Like what you’re reading? Support DeSmog’s work by becoming a patron today!
Locke is joined by Michael Heller, chairman of coal mining company Bisichi, which holds the controlling stake in the Black Wattle Colliery mine in South Africa. Bisichi is listed on London’s junior stock exchange, the Alternative Investment Market, which has been described as a “wild west” for investors looking to profit from polluting activities abroad.
Heller was recently criticised for signing-off a £900,000 pay-packet for his son, Andrew Heller, the chief executive of Bisichi, despite the company only being worth around £11 million. Bisichi’s business model is underwritten by a large UK property portfolio, worth £14 million according to the company’s website.
Richard Barr, chairman of Centrax Industries, a company that makes gas power turbines based in the England’s Southwest, is also a member of the Leader’s Group. Centrax has given almost £150,000 to the Conservative Party and its MPs since 2010.

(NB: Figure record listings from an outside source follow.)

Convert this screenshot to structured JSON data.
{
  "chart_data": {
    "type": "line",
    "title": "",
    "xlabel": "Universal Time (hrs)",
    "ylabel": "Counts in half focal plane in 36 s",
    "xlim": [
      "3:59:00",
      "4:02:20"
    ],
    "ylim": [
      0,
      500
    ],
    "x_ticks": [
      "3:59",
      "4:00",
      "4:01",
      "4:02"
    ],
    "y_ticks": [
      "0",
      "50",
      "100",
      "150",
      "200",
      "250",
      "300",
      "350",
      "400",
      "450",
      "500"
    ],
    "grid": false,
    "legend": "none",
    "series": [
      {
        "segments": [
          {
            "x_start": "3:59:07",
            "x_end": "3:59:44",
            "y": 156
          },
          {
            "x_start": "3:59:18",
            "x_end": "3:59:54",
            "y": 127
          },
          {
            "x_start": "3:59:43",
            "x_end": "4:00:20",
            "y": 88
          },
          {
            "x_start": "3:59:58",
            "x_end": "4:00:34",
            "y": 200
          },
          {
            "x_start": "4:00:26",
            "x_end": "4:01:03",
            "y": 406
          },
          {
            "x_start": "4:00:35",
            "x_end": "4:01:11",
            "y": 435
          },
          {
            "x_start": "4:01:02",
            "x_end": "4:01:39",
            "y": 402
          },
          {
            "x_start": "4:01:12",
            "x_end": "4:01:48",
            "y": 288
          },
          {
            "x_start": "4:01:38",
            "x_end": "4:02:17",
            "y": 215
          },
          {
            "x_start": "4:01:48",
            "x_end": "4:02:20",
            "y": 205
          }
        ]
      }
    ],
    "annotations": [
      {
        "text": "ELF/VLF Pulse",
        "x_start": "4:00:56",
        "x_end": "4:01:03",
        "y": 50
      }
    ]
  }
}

Three members of Offshore Group Newcastle, a company that manufactures steel for oil platforms, have also been members of the Leader’s Group. The company has donated almost £500,000 to the Conservative Party since 2012.
OGN is now in liquidation, but one of its former directors, Alexander Temerko, remains very politically active. He has given the Conservative Party and Tory MPs over £600,000 as an individual since 2012.
Ukrainian-born Temerko became a British citizen in 2011, describes himself as a “vocal champion of UK energy security and independence.” He is the former deputy chairman of Russia’s Yukos Oil Company. He is currently director of AQUIND Limited, which is building an electricity interconnector between the UK and mainland Europe.
openDemocracy reports that Temerko is said to be particularly close to Boris Johnson, with the two men sometimes calling each other “Sasha”, the Russian diminutive for Alexander, which is Johnson’s real first name. Temerko was reportedly involved in an unsuccessful attempt led by members of a group of hardline Conservative MPs, the European Research Group, to remove Theresa May as leader in December 2018.
The Conservative Party and all the donors named here have been contacted for comment.